Estoy creando un diseño en una fpga que controle la velocidad de un motor en c.c. A su vez, va a estar realimentado con la salida del motor para crear un bucle cerrado y llevarme los datos al ordenador a traves del *protocolo uart o rs232*, el diseño de la uart en la fpga ya la tengo incorporada y funciona correcatemente a traves del hyperterminal pero lo que quiero es realizar un *programa en c++ builder* que me recoga los datos del puerto seria. He buscado un poco por internet y creo que he encontrado una buena libreria: *ComPort Library version 3.10*, pero yo nunca he instalado ningun componente y he trasteado un poco y no puedo.

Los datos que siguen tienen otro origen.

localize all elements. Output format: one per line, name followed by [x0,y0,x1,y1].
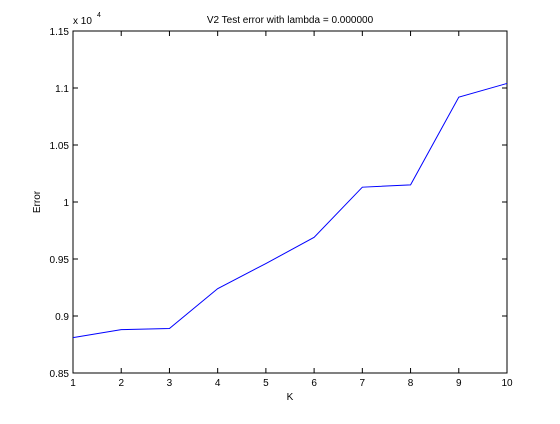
series-line [72,82,508,339]
y-tick-label: 1.15 [50,27,70,38]
y-axis-ticks: 0.85 0.9 0.95 1 1.05 1.1 1.15 [50,27,507,380]
x-tick-label: 10 [501,378,513,389]
y-tick-label: 1.1 [55,84,69,95]
x-tick-label: 3 [167,378,173,389]
x-tick-label: 5 [263,378,269,389]
x-tick-label: 7 [360,378,366,389]
y-tick-label: 0.85 [50,369,70,380]
x-tick-label: 1 [70,378,76,389]
x-tick-label: 9 [456,378,462,389]
chart-title: V2 Test error with lambda = 0.000000 [207,15,374,26]
x-axis-ticks: 1 2 3 4 5 6 7 8 9 10 [70,31,513,389]
y-tick-label: 1.05 [50,141,70,152]
y-exponent-label: x 10 [73,16,92,27]
x-axis-label: K [287,392,294,403]
y-exponent-power: 4 [97,12,101,19]
y-tick-label: 1 [63,198,69,209]
series-group [72,82,508,339]
plot-area-frame [72,30,508,374]
y-tick-label: 0.9 [55,312,69,323]
y-axis-label: Error [32,190,43,213]
x-tick-label: 4 [215,378,221,389]
x-tick-label: 8 [408,378,414,389]
x-tick-label: 6 [311,378,317,389]
y-tick-label: 0.95 [50,255,70,266]
x-tick-label: 2 [118,378,124,389]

Alguno sabe *como instalar está libreria u otros componentes que traten el puerto rs232 en c++builder*?

Un saludo

Poco a poco estoy aprendiendo, ya he podido instalar una libreria pero es otra:
*TComPort4Beta_Delphi2010* pero para comprobar que la he instalado bien, compilo el ejemplo que viene y me da 3 errores:
_-[BCC32 Error] CPort.hpp(615): E2238 Multiple declaration for '_fastcall EComPort::EComPort(int)'_
-_[BCC32 Error] CPort.hpp(607): E2344 Earlier declaration of '_fastcall EComPort::EComPort(int)'_
-_[BCC32 Error] CPortCtl.hpp(246): E2015 Ambiguity between 'TBitmap' and 'Windows::TBitmap'_

A que puede ser debido estos errores?


----------



## gzaloprgm (May 2, 2010)

Los errores parecen indicar una doble inclusión de archivo, pero no estoy seguro.

En cuanto a la comunicación por puerto serie, puedes usar la API de windows para hacerlo. Un articulo que explica cómo: acá

Saludos,
Gonzalo


----------



## pedrow (May 3, 2010)

Una doble inclusion? es que en este tema estoy un poco perdido, a que puede ser debido, por  cierto, muchas gracias por el link.

Ahora mismo ya he solucionado el problema, simplemente, he borrado las lineas del archivio CPort.hpp que me daban fallo y me funciona, captura datos, a partir de ahora, a programar y ver como me salen las cosas¡¡ Muchas gracias

P.D: Lo de la ambiguedad, hay alguna forma de solucionarlo??? es que es un conflicto parece entre un componente de la libreria comport y el componente bitmp de builder.


----------